A retrospective study from the Dana-Farber Cancer Institute evaluated patients with different autoimmune diseases with NSCLC who receive PD-L1 monotherapy.7 Eighteen percent of patients had an autoimmune-related disease, and 20% received immunomodulatory agents for their autoimmune disease. The key takeaway is that only a minority of patients experienced an exacerbation of their autoimmune disease.

There’s an ongoing study by Bristol Myers Squibb analyzing therapy that includes nivolumab. The company is enrolling patients who have no autoimmune disease and is looking at the rate of toxicity. Incidence of autoimmune or immune-related adverse events [AEs] was similar to that reported in the clinical trials, which did not include patients with an autoimmune disorder.

Additionally, we now have data in melanoma that has come out of Memorial Sloan Kettering Cancer Center that evaluates patients who experience autoimmune AEs from immunotherapy and then were re-treated. The response rate is right around that 20% to 25% range. The rate of immune-related AEs is a bit higher in patients who have previously experienced AEs.

The investigators found that it was safe to re-treat patients, with the exception of [those who had] pneumonitis. That was the 1 [group] that was potentially not safe. But overall, I think it is safe to treat our patients who have underlying rheumatologic or autoimmune disease, [if they are not currently treated with] disease-modifying agents.

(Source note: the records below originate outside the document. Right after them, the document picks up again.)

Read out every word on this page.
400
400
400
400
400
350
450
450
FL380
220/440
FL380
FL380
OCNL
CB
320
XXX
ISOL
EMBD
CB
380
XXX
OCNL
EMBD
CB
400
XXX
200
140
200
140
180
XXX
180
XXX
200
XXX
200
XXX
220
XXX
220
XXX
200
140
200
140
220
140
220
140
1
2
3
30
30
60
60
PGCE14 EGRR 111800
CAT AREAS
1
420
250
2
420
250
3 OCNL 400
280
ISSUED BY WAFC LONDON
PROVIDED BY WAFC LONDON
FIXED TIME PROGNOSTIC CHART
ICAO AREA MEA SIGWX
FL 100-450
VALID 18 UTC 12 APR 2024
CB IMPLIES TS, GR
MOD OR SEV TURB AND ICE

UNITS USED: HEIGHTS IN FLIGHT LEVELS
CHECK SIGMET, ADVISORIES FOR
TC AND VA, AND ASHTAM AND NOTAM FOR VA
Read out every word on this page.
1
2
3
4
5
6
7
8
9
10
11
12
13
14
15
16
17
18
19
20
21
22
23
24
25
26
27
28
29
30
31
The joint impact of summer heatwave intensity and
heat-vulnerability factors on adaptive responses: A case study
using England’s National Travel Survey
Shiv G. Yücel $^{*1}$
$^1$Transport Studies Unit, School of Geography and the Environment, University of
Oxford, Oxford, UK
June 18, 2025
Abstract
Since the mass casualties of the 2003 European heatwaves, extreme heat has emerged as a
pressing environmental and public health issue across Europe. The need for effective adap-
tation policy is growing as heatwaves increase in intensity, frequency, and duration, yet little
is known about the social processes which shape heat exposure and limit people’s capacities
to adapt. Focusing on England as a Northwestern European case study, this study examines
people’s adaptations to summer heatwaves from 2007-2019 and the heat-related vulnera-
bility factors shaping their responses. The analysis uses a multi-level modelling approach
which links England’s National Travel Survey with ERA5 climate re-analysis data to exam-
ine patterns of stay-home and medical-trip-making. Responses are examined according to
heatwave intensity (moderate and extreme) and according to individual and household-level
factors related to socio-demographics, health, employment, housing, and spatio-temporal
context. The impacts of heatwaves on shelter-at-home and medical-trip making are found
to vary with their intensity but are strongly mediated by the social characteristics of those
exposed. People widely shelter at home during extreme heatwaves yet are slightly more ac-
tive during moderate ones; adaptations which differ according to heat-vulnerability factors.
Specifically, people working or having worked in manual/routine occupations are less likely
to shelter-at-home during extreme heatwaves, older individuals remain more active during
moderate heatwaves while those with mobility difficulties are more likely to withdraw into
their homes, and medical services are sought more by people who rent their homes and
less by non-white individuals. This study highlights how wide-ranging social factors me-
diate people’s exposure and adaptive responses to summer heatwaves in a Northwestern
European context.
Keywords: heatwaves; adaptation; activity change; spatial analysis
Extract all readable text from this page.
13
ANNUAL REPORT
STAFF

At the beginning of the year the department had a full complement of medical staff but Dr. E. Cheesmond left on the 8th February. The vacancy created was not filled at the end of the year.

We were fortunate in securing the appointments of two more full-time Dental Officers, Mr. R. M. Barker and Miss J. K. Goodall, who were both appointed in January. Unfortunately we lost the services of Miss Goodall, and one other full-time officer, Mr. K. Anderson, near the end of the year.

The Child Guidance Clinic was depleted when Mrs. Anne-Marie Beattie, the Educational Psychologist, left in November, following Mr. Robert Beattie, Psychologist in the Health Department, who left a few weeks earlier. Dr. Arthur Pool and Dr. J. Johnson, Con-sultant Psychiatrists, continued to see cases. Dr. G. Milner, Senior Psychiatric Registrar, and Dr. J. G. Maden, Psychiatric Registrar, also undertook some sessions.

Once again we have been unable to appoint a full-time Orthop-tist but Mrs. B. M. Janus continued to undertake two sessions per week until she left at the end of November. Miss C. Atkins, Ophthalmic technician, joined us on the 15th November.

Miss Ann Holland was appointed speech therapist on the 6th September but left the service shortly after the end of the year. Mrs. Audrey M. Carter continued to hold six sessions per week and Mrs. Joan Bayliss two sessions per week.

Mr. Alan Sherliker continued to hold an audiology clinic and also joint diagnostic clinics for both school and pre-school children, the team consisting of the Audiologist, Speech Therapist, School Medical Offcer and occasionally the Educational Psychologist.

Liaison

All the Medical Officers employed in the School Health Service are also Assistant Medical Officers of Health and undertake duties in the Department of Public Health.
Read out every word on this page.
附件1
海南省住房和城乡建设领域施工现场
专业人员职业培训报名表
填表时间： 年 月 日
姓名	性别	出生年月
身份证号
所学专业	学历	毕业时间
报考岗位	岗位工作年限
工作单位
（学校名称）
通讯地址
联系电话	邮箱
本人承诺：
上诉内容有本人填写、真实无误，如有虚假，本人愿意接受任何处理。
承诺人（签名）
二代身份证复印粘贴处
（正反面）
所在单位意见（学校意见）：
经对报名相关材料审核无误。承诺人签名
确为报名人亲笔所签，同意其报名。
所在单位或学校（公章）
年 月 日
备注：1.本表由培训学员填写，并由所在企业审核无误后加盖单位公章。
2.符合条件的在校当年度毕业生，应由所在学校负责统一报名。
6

It’s important to be able to seek out a rheumatologist, endocrinologist, or a dermatologist. Having a diverse group of care managers taking care of your patients with you [is beneficial] because patients can run into issues with immunotherapy. We have become more cognizant of that, but I think it’s important to have those consultants available should we need them.

TARGETED ONCOLOGY: What molecular testing should be ordered? Would you initiate frontline therapy or wait for molecular testing results?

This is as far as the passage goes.